Linux stand-alone: Configuring your portal to use dynamic groups

By default, WebSphere® Portal is enabled for static groups. However, the Virtual Member Manager (VMM) allows users to be members of either static or dynamic groups. Static groups are those where a persistent binding exists between a group and its members. Dynamic groups are those where a search query is defined to retrieve the members of a group. If you have your LDAP server configured to use dynamic groups, complete the steps in this task for WebSphere Portal to use dynamic group queries when you setup your LDAP server.

Before you begin

Perform the required tasks to configure either a stand-alone or federated LDAP server security.

About this task

The steps in this task use groupOfURLs as the object class for dynamic groups and memberURL as the dynamic membership attribute. The actual values for object classes and dynamic membership attributes can vary depending on your LDAP server. For this reason, you should export an LDIF file to verify the object classes and dynamic membership attributes. Either refer to your LDAP documentation or ask your LDAP administrator for instructions on exporting an LDIF file.

Clustered environments: Perform the following steps on the Deployment Manager then synchronize the nodes.

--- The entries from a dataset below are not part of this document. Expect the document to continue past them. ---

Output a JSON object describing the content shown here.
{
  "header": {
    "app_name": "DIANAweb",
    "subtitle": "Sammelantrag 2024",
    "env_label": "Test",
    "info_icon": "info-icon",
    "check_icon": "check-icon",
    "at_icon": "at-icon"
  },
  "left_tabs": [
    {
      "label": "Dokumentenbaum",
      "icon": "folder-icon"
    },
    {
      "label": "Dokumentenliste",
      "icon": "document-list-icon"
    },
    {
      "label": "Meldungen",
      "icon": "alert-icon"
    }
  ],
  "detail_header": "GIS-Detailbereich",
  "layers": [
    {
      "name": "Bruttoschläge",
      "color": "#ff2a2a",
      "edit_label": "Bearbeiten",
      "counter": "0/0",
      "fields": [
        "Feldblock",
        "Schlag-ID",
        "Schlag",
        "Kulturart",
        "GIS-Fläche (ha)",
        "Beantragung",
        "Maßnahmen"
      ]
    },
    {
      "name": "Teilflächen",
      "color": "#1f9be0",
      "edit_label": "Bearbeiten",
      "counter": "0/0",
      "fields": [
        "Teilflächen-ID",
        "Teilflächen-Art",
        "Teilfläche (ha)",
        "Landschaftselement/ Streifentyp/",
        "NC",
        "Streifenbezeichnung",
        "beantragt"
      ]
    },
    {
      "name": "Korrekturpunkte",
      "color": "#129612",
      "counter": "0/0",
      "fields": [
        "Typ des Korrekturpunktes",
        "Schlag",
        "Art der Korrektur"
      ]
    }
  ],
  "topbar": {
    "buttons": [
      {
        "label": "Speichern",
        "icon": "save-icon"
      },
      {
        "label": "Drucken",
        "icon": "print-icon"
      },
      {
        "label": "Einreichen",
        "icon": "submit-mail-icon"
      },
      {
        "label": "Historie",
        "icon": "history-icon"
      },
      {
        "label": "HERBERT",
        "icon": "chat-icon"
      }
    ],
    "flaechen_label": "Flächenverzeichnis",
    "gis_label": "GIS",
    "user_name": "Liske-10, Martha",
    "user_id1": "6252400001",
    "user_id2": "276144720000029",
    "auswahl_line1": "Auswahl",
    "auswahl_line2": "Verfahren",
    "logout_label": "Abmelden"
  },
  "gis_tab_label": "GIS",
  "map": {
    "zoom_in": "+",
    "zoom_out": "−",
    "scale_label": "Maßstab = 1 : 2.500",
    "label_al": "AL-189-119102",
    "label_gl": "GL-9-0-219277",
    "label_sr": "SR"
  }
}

To configure WebSphere Portal to use dynamic groups, do the following:

Procedure

  1. If you are using a Stand-alone LDAP server, follow these steps.
    1. Navigate to the following directory: wp_profile_root/cells/cell_name/wim/config.
    2. Locate and open wimconfig.xml with any text editor.
    3. Add the following line to the <config:groupConfiguration> tag: 
      <config:dynamicMemberAttributes name="memberurl" objectClass="groupofurls"/>
    4. Save and close wimconfig.xml.
  2. If you are using a Federated LDAP server, follow these steps.
    1. Log in to the WebSphere Integrated Solutions Console.
    2. Select Security > Global security.
    3. In Available realm definitions, select Federated repositories and click Configure.
    4. In Related Items, click Manage repositories.
    5. Select the appropriate repository from the list.
    6. In Additional Properties, click Group attribute definition then click Dynamic member attributes.
    7. Click New and specify values for the Name and Object class fields as appropriate. For example,
      • Name: memberurl
      • Object class: groupofurls
    8. Click OK and save the changes to the master configuration.
  3. Stop and restart the appropriate servers to propagate the changes. For specific instructions, see Starting and stopping servers, deployment managers, and node agents.